Hi
Continues this topic https://devtalk.nvidia.com/default/topic/1069371/tensorrt/yolov3-fps-on-tensorrt/.
In this link: https://devblogs.nvidia.com/jetson-xavier-nx-the-worlds-smallest-ai-supercomputer/, report inferencing FPS is close to 100 FPS of YOLO-V3(608x608) on AGX Xavier with TensorRT.(Figure 3)
we try more method in this issue topic link https://devtalk.nvidia.com/default/topic/1069371/tensorrt/yolov3-fps-on-tensorrt/
, but not solve this problem, so we create new topic focus on “How to use GPU + 2 DLA can be 100FPS for YoloV3 on Xavier”.
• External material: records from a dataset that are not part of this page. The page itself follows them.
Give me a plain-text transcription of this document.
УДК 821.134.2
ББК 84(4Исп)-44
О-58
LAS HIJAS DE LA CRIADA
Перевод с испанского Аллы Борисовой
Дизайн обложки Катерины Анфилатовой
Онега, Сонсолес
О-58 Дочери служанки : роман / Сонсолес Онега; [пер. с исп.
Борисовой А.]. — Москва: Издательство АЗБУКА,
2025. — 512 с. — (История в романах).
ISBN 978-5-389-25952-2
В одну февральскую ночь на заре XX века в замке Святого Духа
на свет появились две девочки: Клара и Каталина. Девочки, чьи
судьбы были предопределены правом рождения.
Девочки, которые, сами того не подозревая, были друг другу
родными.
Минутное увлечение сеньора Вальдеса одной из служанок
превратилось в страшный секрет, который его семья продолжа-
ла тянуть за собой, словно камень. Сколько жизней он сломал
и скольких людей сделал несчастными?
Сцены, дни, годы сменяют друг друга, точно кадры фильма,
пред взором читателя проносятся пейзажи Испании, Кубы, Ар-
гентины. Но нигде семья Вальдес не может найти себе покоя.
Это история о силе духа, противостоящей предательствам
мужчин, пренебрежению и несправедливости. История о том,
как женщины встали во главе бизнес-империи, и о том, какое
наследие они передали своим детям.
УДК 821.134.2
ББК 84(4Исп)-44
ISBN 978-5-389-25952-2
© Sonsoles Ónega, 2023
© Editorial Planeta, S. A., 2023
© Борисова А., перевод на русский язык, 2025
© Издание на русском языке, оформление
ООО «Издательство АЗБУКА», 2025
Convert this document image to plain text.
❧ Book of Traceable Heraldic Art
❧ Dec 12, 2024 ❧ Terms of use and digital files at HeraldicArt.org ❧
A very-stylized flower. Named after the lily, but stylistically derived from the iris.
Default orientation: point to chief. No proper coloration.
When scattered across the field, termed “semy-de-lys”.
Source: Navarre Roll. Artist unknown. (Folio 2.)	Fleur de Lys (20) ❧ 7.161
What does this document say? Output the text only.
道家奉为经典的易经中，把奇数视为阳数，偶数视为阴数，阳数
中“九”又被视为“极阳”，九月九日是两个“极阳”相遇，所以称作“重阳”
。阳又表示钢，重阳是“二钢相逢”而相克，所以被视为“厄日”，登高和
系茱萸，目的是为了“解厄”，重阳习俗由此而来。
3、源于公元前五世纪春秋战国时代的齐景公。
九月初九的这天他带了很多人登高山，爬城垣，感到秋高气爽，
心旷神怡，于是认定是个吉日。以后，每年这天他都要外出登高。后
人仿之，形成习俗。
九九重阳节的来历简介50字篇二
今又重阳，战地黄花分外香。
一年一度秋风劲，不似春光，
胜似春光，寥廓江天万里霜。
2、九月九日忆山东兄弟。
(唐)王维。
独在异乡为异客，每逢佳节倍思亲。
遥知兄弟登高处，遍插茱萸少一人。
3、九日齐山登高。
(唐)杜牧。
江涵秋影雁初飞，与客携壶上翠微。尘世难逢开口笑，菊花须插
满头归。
So far we have tried to use GPU+2DLA follow command:
sudo nvpmodel -m 0
sudo jetson_clocks
Terminal 1 command:
./trtexec --onnx='yolov3.onnx' --workspace=26 --int8 --useSpinWait --iterations=100
Terminal 2 command:
./trtexec --onnx=yolov3.onnx --workspace=30 --int8 --useSpinWait --iterations=100 --useDLACore=0 --allowGPUFallback
Terminal 3 command:
./trtexec --onnx=yolov3.onnx --workspace=26 --int8 --useSpinWait --iterations=100 --useDLACore=1 --allowGPUFallback
and result of FPS in this figure
Can the official provide actual example code?
Because this problem has been going on for a long time.